Il se nommait Aumerle ; il a perdu ce nom
Pour avoir de Richard embrassé la défense,
Et s’appelle Rutland, aujourd’hui par prudence.

Shakspeare. Richard III.

Malgré l’impatience qu’elle éprouvait d’entendre la narration de Henry, Alison ne voulut pas souffrir qu’il restât plus longtemps dans la petite cuisine, et elle le fit monter dans son appartement, le même qu’il occupait au temps où elle n’était encore que femme de charge.

— Il est, dit-elle, moins exposé au vent, que celui du rez-de-chaussée ; quant au grand salon boisé en chêne, qui ne servait que dans les occasions solennelles, je ne l’ai jamais ouvert que pour lui donner de l’air, faire disparaître la poussière.

Ils s’assirent donc au milieu de légumes conservés, de fruits secs et de confitures, qu’elle continuait de préparer par habitude, et qui toujours finissaient par se gâter parce que ni elle, ni personne n’y touchait.

Morton, adaptant son récit à l’intelligence de celle qui l’écoutait, apprit à mistress Wilson qu’assailli par une tempête le vaisseau qu’il montait avait péri corps et biens ; mais que deux matelots et lui, se sauvant dans une chaloupe, avaient gagné le port de Flessingue. Là, il eut le bonheur de rencontrer un ancien compagnon d’armes de son père qui le dissuada de se rendre à La Haye ; et de toutes ses lettres de recommandation il n’envoya que celle que Claverhouse lui avait remise pour le stathouder.
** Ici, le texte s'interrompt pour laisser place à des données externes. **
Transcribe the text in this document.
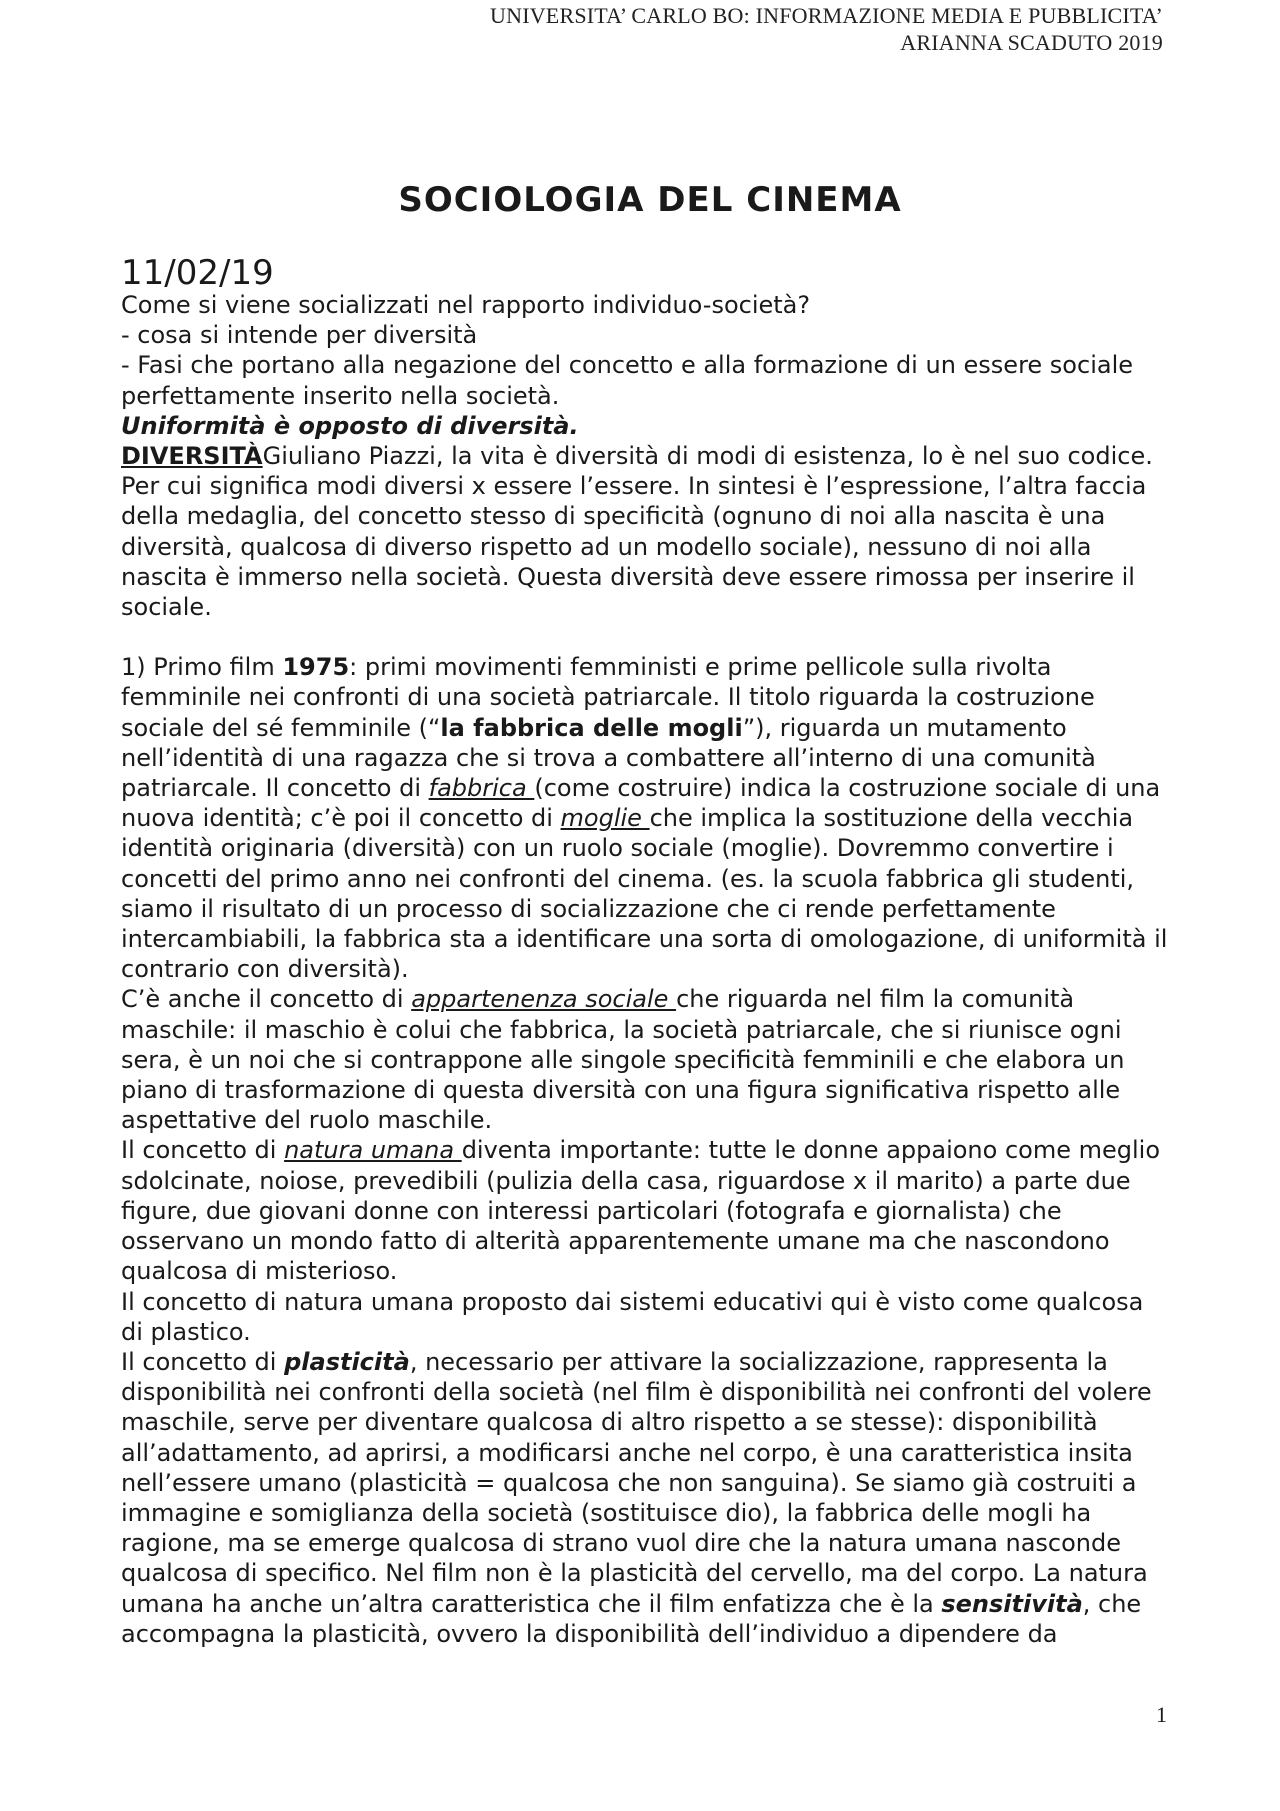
UNIVERSITA’ CARLO BO: INFORMAZIONE MEDIA E PUBBLICITA’
ARIANNA SCADUTO 2019
SOCIOLOGIA DEL CINEMA
11/02/19

Come si viene socializzati nel rapporto individuo-società?

- cosa si intende per diversità

- Fasi che portano alla negazione del concetto e alla formazione di un essere sociale perfettamente inserito nella società.

Uniformità è opposto di diversità.

DIVERSITÀGiuliano Piazzi, la vita è diversità di modi di esistenza, lo è nel suo codice. Per cui significa modi diversi x essere l’essere. In sintesi è l’espressione, l’altra faccia della medaglia, del concetto stesso di specificità (ognuno di noi alla nascita è una diversità, qualcosa di diverso rispetto ad un modello sociale), nessuno di noi alla nascita è immerso nella società. Questa diversità deve essere rimossa per inserire il sociale.

1) Primo film 1975: primi movimenti femministi e prime pellicole sulla rivolta femminile nei confronti di una società patriarcale. Il titolo riguarda la costruzione sociale del sé femminile (“la fabbrica delle mogli”), riguarda un mutamento nell’identità di una ragazza che si trova a combattere all’interno di una comunità patriarcale. Il concetto di fabbrica (come costruire) indica la costruzione sociale di una nuova identità; c’è poi il concetto di moglie che implica la sostituzione della vecchia identità originaria (diversità) con un ruolo sociale (moglie). Dovremmo convertire i concetti del primo anno nei confronti del cinema. (es. la scuola fabbrica gli studenti, siamo il risultato di un processo di socializzazione che ci rende perfettamente intercambiabili, la fabbrica sta a identificare una sorta di omologazione, di uniformità il contrario con diversità).

C’è anche il concetto di appartenenza sociale che riguarda nel film la comunità maschile: il maschio è colui che fabbrica, la società patriarcale, che si riunisce ogni sera, è un noi che si contrappone alle singole specificità femminili e che elabora un piano di trasformazione di questa diversità con una figura significativa rispetto alle aspettative del ruolo maschile.

Il concetto di natura umana diventa importante: tutte le donne appaiono come meglio sdolcinate, noiose, prevedibili (pulizia della casa, riguardose x il marito) a parte due figure, due giovani donne con interessi particolari (fotografa e giornalista) che osservano un mondo fatto di alterità apparentemente umane ma che nascondono qualcosa di misterioso.

Il concetto di natura umana proposto dai sistemi educativi qui è visto come qualcosa di plastico.

Il concetto di plasticità, necessario per attivare la socializzazione, rappresenta la disponibilità nei confronti della società (nel film è disponibilità nei confronti del volere maschile, serve per diventare qualcosa di altro rispetto a se stesse): disponibilità all’adattamento, ad aprirsi, a modificarsi anche nel corpo, è una caratteristica insita nell’essere umano (plasticità = qualcosa che non sanguina). Se siamo già costruiti a immagine e somiglianza della società (sostituisce dio), la fabbrica delle mogli ha ragione, ma se emerge qualcosa di strano vuol dire che la natura umana nasconde qualcosa di specifico. Nel film non è la plasticità del cervello, ma del corpo. La natura umana ha anche un’altra caratteristica che il film enfatizza che è la sensitività, che accompagna la plasticità, ovvero la disponibilità dell’individuo a dipendere da

1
— Notre prince, dit ce vieil officier, doit par politique se maintenir en bonne intelligence avec son beau-père et votre roi Charles ; il serait imprudent à lui d’accorder une faveur à un Écossais du parti des mécontents. Attendez ses ordres sans avoir l’air de vouloir le forcer à penser à vous. Soyez prudent, vivez dans la retraite, vous n’aurez pas à vous repentir de cette sage conduite.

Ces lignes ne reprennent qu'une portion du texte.